Lars Erik Berntzen
Dr. Lars Erik Berntzen is a postdoctoral fellow at the University of Bergen, and previously a researcher at the Center for Research on Extremism, University of Oslo. He received his doctoral degree in Political and Social Sciences from the European University Institute in Florence, Italy in 2018 on the basis of his dissertation titled “The Anti-Islamic Movement: Far Right and Liberal?”. The thesis offers an overview of anti-Islamic activism in the United States and Western Europe between 2001 and 2017, covering the background of their leaders, their ideology, online organizational networks, views expressed by their online members as well as which emotions and messages continue to drive their mobilization.

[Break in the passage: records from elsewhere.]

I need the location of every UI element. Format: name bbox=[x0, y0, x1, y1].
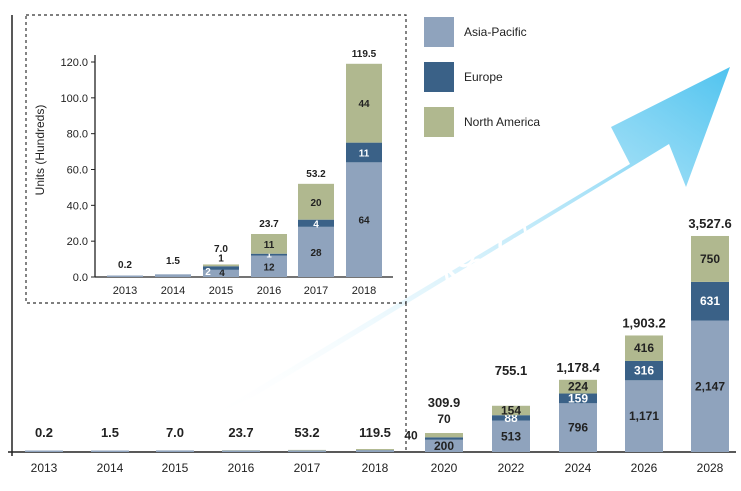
inset-y-tick-2: 40.0 bbox=[67, 200, 88, 212]
total-label-2028: 3,527.6 bbox=[688, 216, 731, 231]
legend-label-europe: Europe bbox=[464, 70, 503, 84]
total-label-2018: 119.5 bbox=[359, 425, 391, 440]
data-label-asia-pacific-2024: 796 bbox=[568, 421, 588, 435]
inset-data-label-europe-2015: 2 bbox=[205, 267, 211, 278]
inset-bar-asia-pacific-2014 bbox=[155, 274, 191, 277]
x-tick-2026: 2026 bbox=[631, 461, 658, 475]
x-tick-2013: 2013 bbox=[31, 461, 58, 475]
data-label-asia-pacific-2022: 513 bbox=[501, 429, 521, 443]
inset-bars-group: 0.0 20.0 40.0 60.0 80.0 100.0 120.0 0.2 2013 1.5 2… bbox=[60, 49, 382, 297]
legend-label-north-america: North America bbox=[464, 115, 540, 129]
data-label-north-america-2028: 750 bbox=[700, 252, 720, 266]
legend-swatch-north-america bbox=[424, 107, 454, 137]
growth-label: 48.2% bbox=[425, 180, 554, 309]
x-tick-2022: 2022 bbox=[498, 461, 525, 475]
total-label-2026: 1,903.2 bbox=[622, 315, 665, 330]
total-label-2016: 23.7 bbox=[228, 425, 253, 440]
x-tick-2016: 2016 bbox=[228, 461, 255, 475]
legend-label-asia-pacific: Asia-Pacific bbox=[464, 25, 527, 39]
inset-y-tick-5: 100.0 bbox=[60, 93, 88, 105]
inset-x-tick-2018: 2018 bbox=[352, 285, 376, 297]
legend-swatch-asia-pacific bbox=[424, 17, 454, 47]
inset-x-tick-2013: 2013 bbox=[113, 285, 137, 297]
inset-total-label-2015: 7.0 bbox=[214, 244, 228, 255]
total-label-2015: 7.0 bbox=[166, 425, 184, 440]
inset-data-label-europe-2018: 11 bbox=[359, 148, 370, 159]
total-label-2013: 0.2 bbox=[35, 425, 53, 440]
data-label-asia-pacific-2026: 1,171 bbox=[629, 409, 659, 423]
data-label-north-america-2024: 224 bbox=[568, 380, 588, 394]
x-tick-2015: 2015 bbox=[162, 461, 189, 475]
data-label-north-america-2022: 154 bbox=[501, 403, 521, 417]
total-label-2024: 1,178.4 bbox=[556, 360, 600, 375]
x-tick-2028: 2028 bbox=[697, 461, 724, 475]
inset-x-tick-2017: 2017 bbox=[304, 285, 328, 297]
bar-north-america-2018 bbox=[356, 449, 394, 450]
data-label-europe-2028: 631 bbox=[700, 294, 720, 308]
bar-asia-pacific-2014 bbox=[91, 451, 129, 453]
inset-data-label-north-america-2017: 20 bbox=[310, 198, 322, 209]
inset-x-tick-2014: 2014 bbox=[161, 285, 185, 297]
inset-y-tick-0: 0.0 bbox=[73, 272, 88, 284]
data-label-europe-2020: 40 bbox=[404, 429, 418, 443]
x-tick-2017: 2017 bbox=[294, 461, 321, 475]
legend: Asia-Pacific Europe North America bbox=[424, 17, 540, 137]
total-label-2020: 309.9 bbox=[428, 395, 461, 410]
total-label-2017: 53.2 bbox=[294, 425, 319, 440]
inset-data-label-asia-pacific-2016: 12 bbox=[263, 262, 275, 273]
total-label-2022: 755.1 bbox=[495, 363, 528, 378]
inset-x-tick-2015: 2015 bbox=[209, 285, 233, 297]
legend-swatch-europe bbox=[424, 62, 454, 92]
inset-data-label-north-america-2015: 1 bbox=[218, 253, 224, 264]
inset-y-tick-6: 120.0 bbox=[60, 57, 88, 69]
inset-x-tick-2016: 2016 bbox=[257, 285, 281, 297]
bar-asia-pacific-2015 bbox=[156, 451, 194, 453]
data-label-asia-pacific-2020: 200 bbox=[434, 439, 454, 453]
total-label-2014: 1.5 bbox=[101, 425, 119, 440]
inset-total-label-2017: 53.2 bbox=[306, 169, 326, 180]
bar-asia-pacific-2016 bbox=[222, 451, 260, 453]
inset-data-label-asia-pacific-2018: 64 bbox=[358, 216, 370, 227]
inset-y-tick-3: 60.0 bbox=[67, 165, 88, 177]
bar-europe-2020 bbox=[425, 437, 463, 439]
inset-total-label-2014: 1.5 bbox=[166, 256, 180, 267]
inset-total-label-2018: 119.5 bbox=[352, 49, 377, 60]
inset-total-label-2016: 23.7 bbox=[259, 219, 279, 230]
data-label-asia-pacific-2028: 2,147 bbox=[695, 379, 725, 393]
inset-data-label-asia-pacific-2017: 28 bbox=[310, 248, 322, 259]
bar-asia-pacific-2018 bbox=[356, 450, 394, 452]
x-tick-2024: 2024 bbox=[565, 461, 592, 475]
inset-data-label-north-america-2018: 44 bbox=[358, 99, 370, 110]
bar-asia-pacific-2013 bbox=[25, 451, 63, 453]
bar-north-america-2020 bbox=[425, 433, 463, 437]
inset-y-tick-4: 80.0 bbox=[67, 129, 88, 141]
data-label-north-america-2026: 416 bbox=[634, 341, 654, 355]
inset-data-label-europe-2017: 4 bbox=[313, 219, 319, 230]
inset-total-label-2013: 0.2 bbox=[118, 260, 132, 271]
bar-north-america-2017 bbox=[288, 450, 326, 451]
x-tick-2018: 2018 bbox=[362, 461, 389, 475]
inset-y-tick-1: 20.0 bbox=[67, 236, 88, 248]
x-tick-2014: 2014 bbox=[97, 461, 124, 475]
inset-y-axis-label: Units (Hundreds) bbox=[33, 105, 47, 196]
inset-bar-asia-pacific-2013 bbox=[107, 276, 143, 278]
x-tick-2020: 2020 bbox=[431, 461, 458, 475]
inset-bar-north-america-2015 bbox=[203, 264, 239, 266]
inset-data-label-north-america-2016: 11 bbox=[264, 240, 275, 251]
data-label-north-america-2020: 70 bbox=[437, 412, 451, 426]
data-label-europe-2026: 316 bbox=[634, 364, 654, 378]
bar-asia-pacific-2017 bbox=[288, 451, 326, 453]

It demonstrates that the anti-Islamic turn and expansion of the far right is a simultaneous liberal turn and expansion. Rather than being interchangeable and inconsequential, the anti-Islamic expansion of the far right shows who the enemy is matters in a fundamental manner. This conclusion is reached using a range of methodological approaches, such as network analysis, semi-automated sentiment analysis and multilevel regression analysis based on online data from several hundred anti-Islamic activist groups containing approximately five million members.
Before venturing to Florence for his PhD, Berntzen studied sociology at the University of Bergen (2006-2011), and subsequently worked as a research assistant at the Department of Comparative Politics (2012-2013) where he compiled a database on political violence in Norway between 1946 and 2012 in collaboration with Associate Professor Jan Oskar Engene. Berntzen’s Master’s thesis titled “Den eksistensielle trusselen En sosiologisk studie av politisk motstand mot islam, muslimsk kultur og innvandring til Norge” (2011) was the first study of anti-Islamic political mobilization in Norway.
Berntzen has written and co-authored several peer reviewed articles, book chapters and popular publications on the far right, anti-Islamic mobilization and political violence, such as “The Collective Nature of Lone Wolf Terrorism: Anders Behring Breivik and the Anti-Islamic Social Movement” in Terrorism and Political Violence (2014). He is currently engaged in several projects, for instance leveraging natural experiments to identify the causal effect of Islamist terror attacks on attitudes toward Muslims in Western Europe and studying the societal acceptance of far right initiatives in Europe using survey experiments.
Berntzen also runs the social science podcast Politikk og Røvere with Jonas Bergan Dræge (Harvard).